M. Ouellet: Je pense qu'un des défis que tous les éditeurs francophones du Nouveau-Brunswick ont c'est les coûts de production, plus spécifiquement l'impression et les coûts de distribution. Si notre marché était limité à la région du Nouveau-Brunswick, au point de vue de distribution, il n'y aurait presque pas de problème parce que tu peux faire ta propre distribution comme maison d'édition. Mais lorsqu'on dépasse les bornes de la province, au Québec par exemple, mais là on s'embarque dans un autre marché parce qu'il faut affronter tous les autres éditeurs québécois. Il y a plusieurs maisons de distribution indépendantes au Québec qui se font concurrence, alors en étant tous les deux membres du Regroupement des éditeurs canadiens-français, cela nous permet de nous introduire dans le marché québécois et ailleurs. Parce que je pense que Prologue distribue à l'extérieur du Québec, même en Europe, je crois.

Le sénateur Corbin: Il y a un contact qui se fait finalement.

M. Bourque: Ils sont surtout distributeurs au Québec. Et un peu en Ontario français, mais même pas.

M. Bourque: En quelque part, c'est vraiment ciblé pour le Québec et c'est logique parce que c'est là qu'est la majorité. C'est un grand marché francophone, n'est-ce pas?

Le sénateur Corbin: Quels sont vos plus grands défis?

M. Bourque: Pour moi, je dirais que le plus grand défi, c'est les dépenses de promotion. De faire tourner un auteur, c'est extrêmement dispendieux. Ce qui peut nous aider, ce sont les Salons du livre. Au moins ici au Nouveau- Brunswick, et spécifiquement le Salon du livre d'Edmundston, a tendance à inviter une bonne partie de nos auteurs, donc cela coupe énormément de dépenses de promotions. Pour nous les Salons du livre, étant donné qu'il n'y a pas beaucoup d'infrastructure de distribution du livre au Nouveau-Brunswick, sont essentiels, parce que sans eux on ne pourrait pas rejoindre nos lecteurs. Donc pour moi, c'est comme un fait accompli, la production du livre et les frais d'impression et tout ça, mais je veux aller plus loin. Je veux promouvoir davantage nos auteurs, le plus possible. Parce qu'un petit effort dans ce sens-là fait beaucoup de résultats normalement. Par exemple, le livre de Jean-Philippe Raîche qu'on a publié l'été dernier, son deuxième recueil, il a déjà remporté deux prix majeurs en Europe, dont le prix Louise Labbé et un autre prix. En tout cas, il y en a deux. Cela fait une quinzaine d'années qu'on vend au marché de la poésie à Paris, c'est un événement ponctuel, tous les ans. On va là pour à peu près une semaine, c'est très intense. On occupe un kiosque pendant quatre jours, 12 heures par jour, au gros soleil, à vendre des livres aux gens, et cela donne de plus en plus de résultats. Nos ventes ont doublé l'année passée par rapport à l'année d'avant, donc la promotion je pense que c'est hyper important. À peu près 60 p. 100 de mon budget va à la promotion.
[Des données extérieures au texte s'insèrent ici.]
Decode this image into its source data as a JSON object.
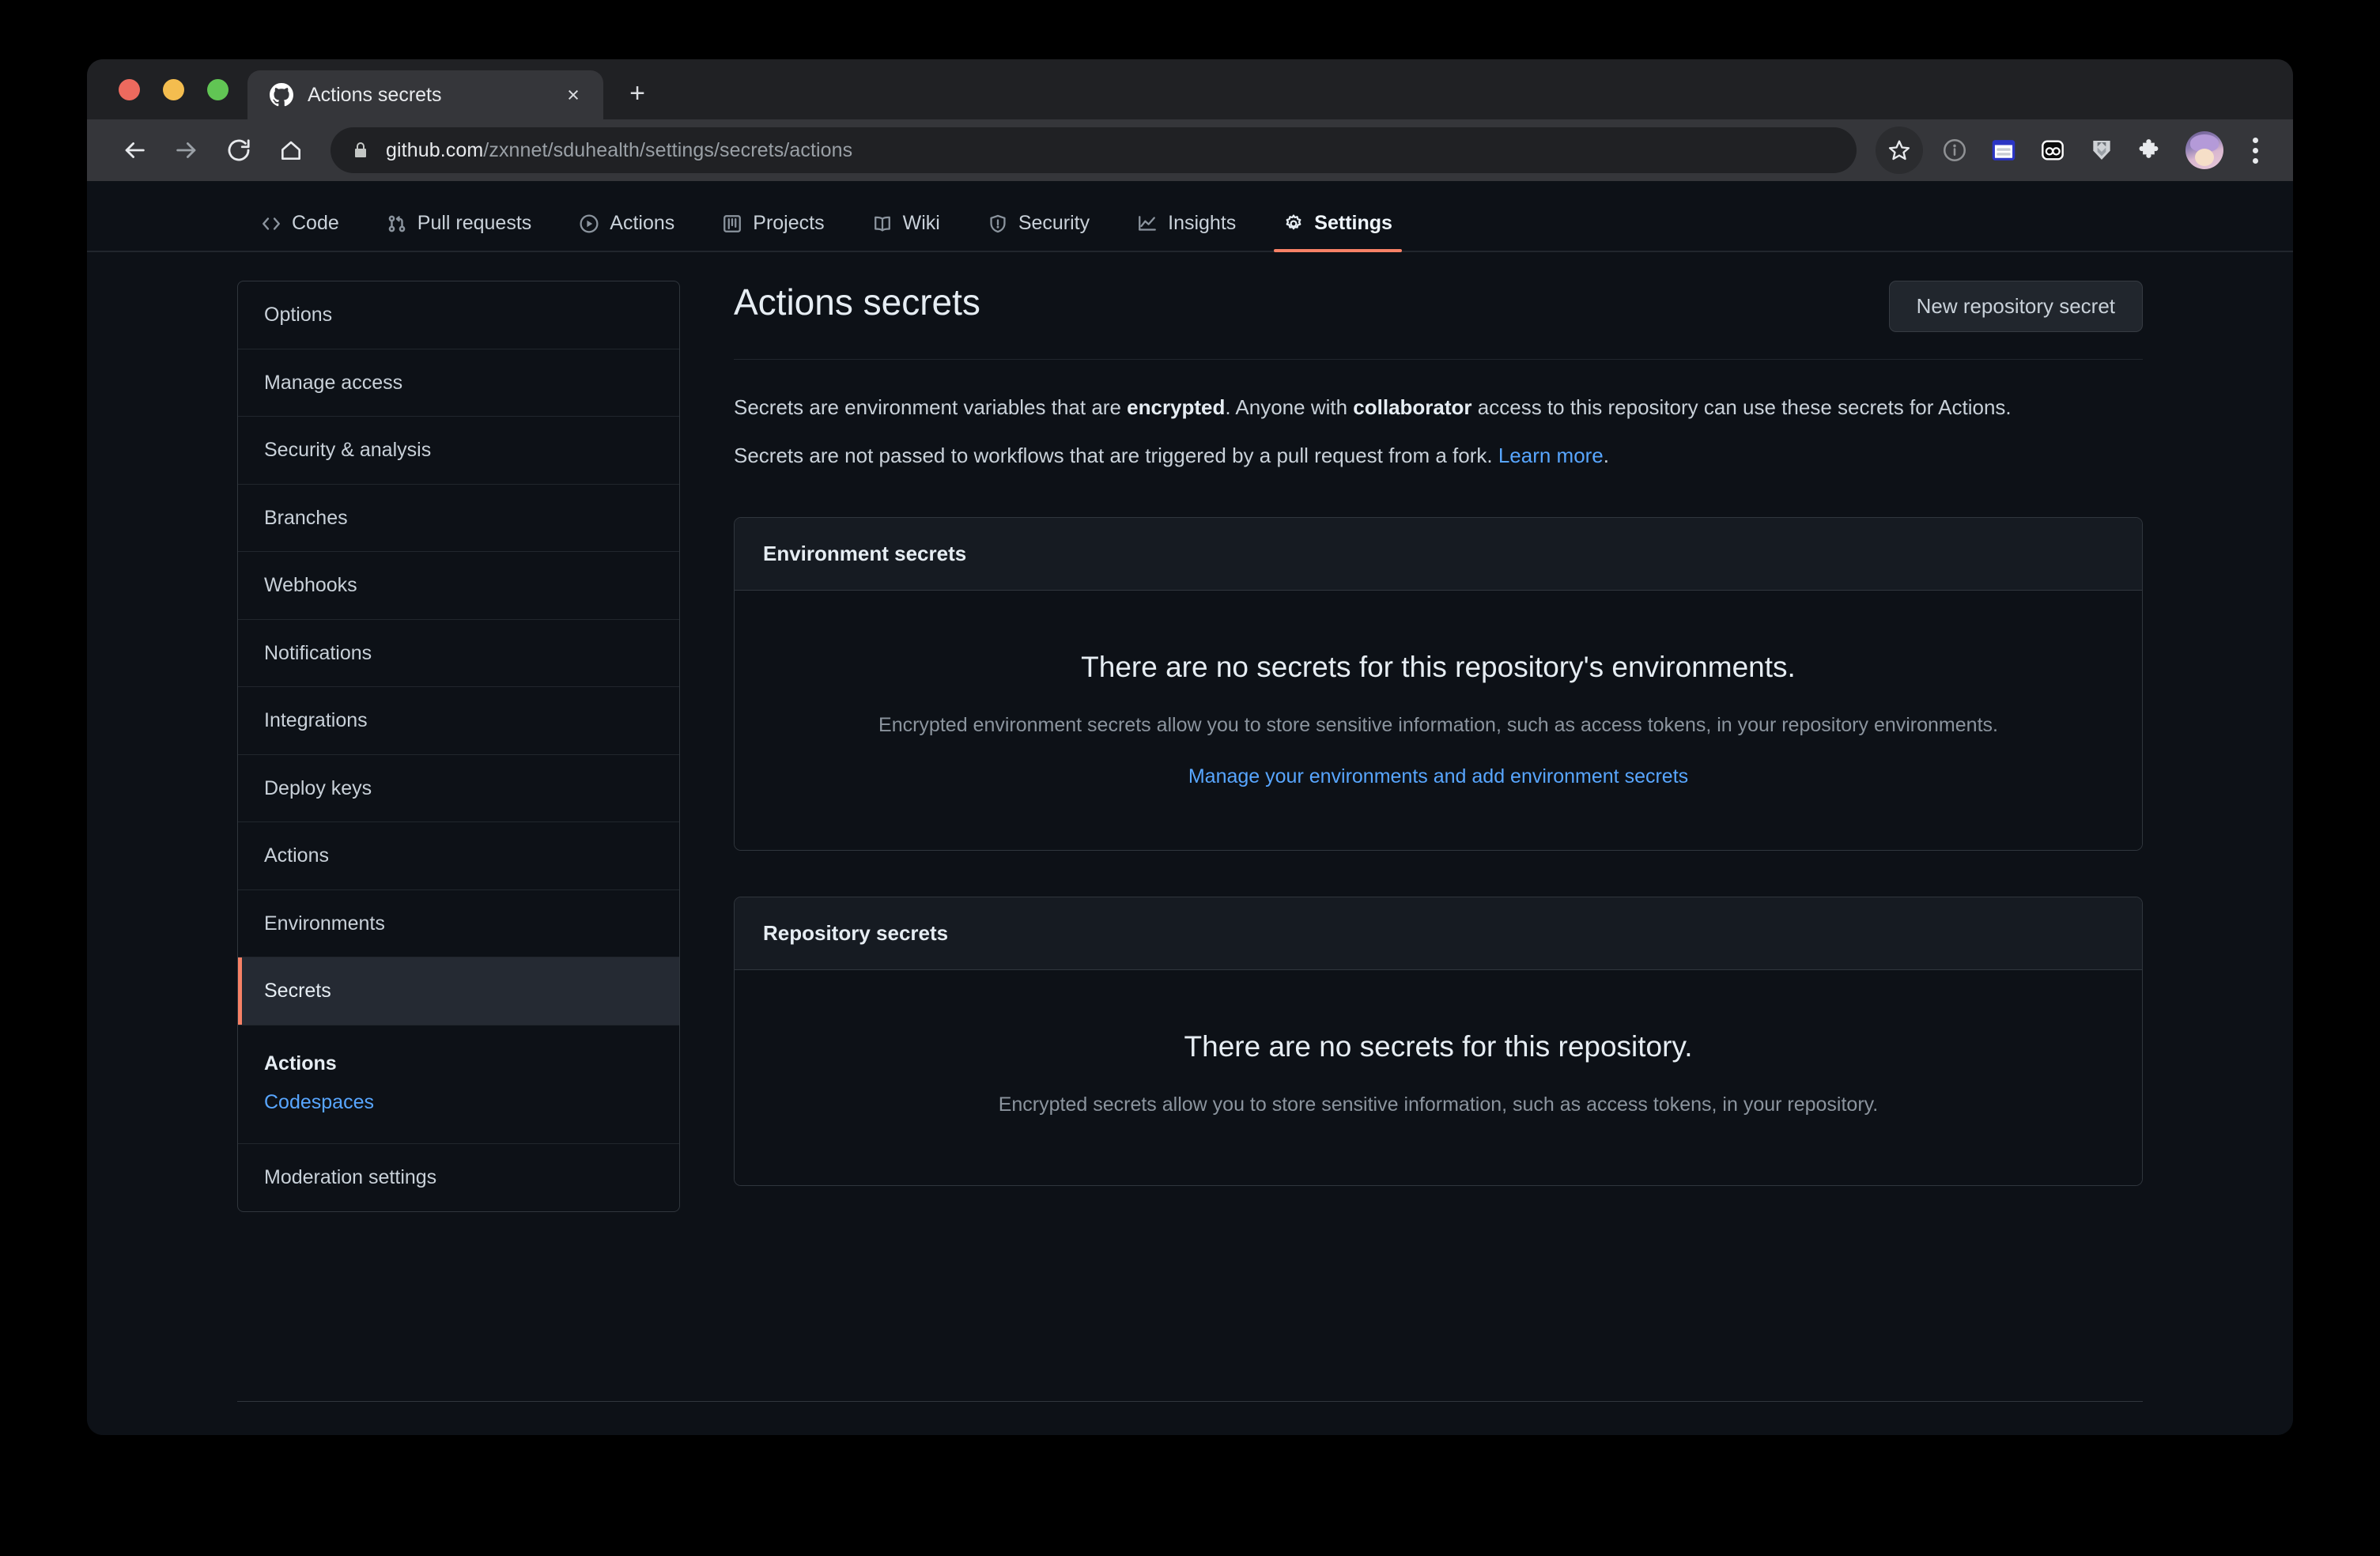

M. Ouellet: C'est un peu la même chose pour nous, quoique pour l'instant, je ne fais pas tellement de dépenses du côté de la promotion des auteurs, pour la simple raison que je voudrais faire la promotion, mais en accompagnant les auteurs. On n'a pas nécessairement les budgets pour le faire et tant et aussi longtemps que je vais être employé par le gouvernement du Nouveau-Brunswick, je ne pourrai pas me permettre ces dépenses-là.

Le sénateur Corbin: La subvention que vous recevez, soit du Conseil des arts soit de la province du Nouveau- Brunswick, est-elle étiquetée? Est-ce qu'elle doit servir à une étape spécifique de la production ou que vous l'appliquez là où vous voulez?

M. Ouellet: C'est une subvention qu'on reçoit annuellement, mais il faut en faire la demande. On a une date de tombée à rencontrer, et quand on la reçoit, on l'applique où on veut dans la production de l'édition comme telle. On peut l'appliquer soit sur la promotion, sur l'impression, tout ce qui constitue la production du livre. Les autres subventions, je ne peux pas parler de la subvention du Conseil des arts du Canada, mais Paul peut en parler un petit peu plus. Il y a deux volets, il y a la subvention aux nouveaux éditeurs et la subvention globale. Cela aussi, c'est annuel, mais il faut qu'on fasse la demande. Elle sera dirigée à un comité de pairs qui vont faire l'évaluation et faire la recommandation au Conseil des arts. Après cela, on une subvention du PADIÉ, et c'est encore le même processus. Surtout celle du PADIÉ, qui est une subvention dont l'application est très exigeante et dispendieuse pour des petites maisons d'édition. On nous demande des révisions comptables et ce sont des coûts qui effleurent le 5 000 $. Pour 5 000 $, tu peux sortir deux ou trois livres, mais c'est un sacrifice qu'il faut faire. Je l'ai fait cette année. Je ne sais pas qu'est- ce qu'il va en advenir, mais avant qu'on obtienne la réponse, c'est tard à la fin novembre, puis avant que les argents entrent, cela peut aller à l'année d'ensuite.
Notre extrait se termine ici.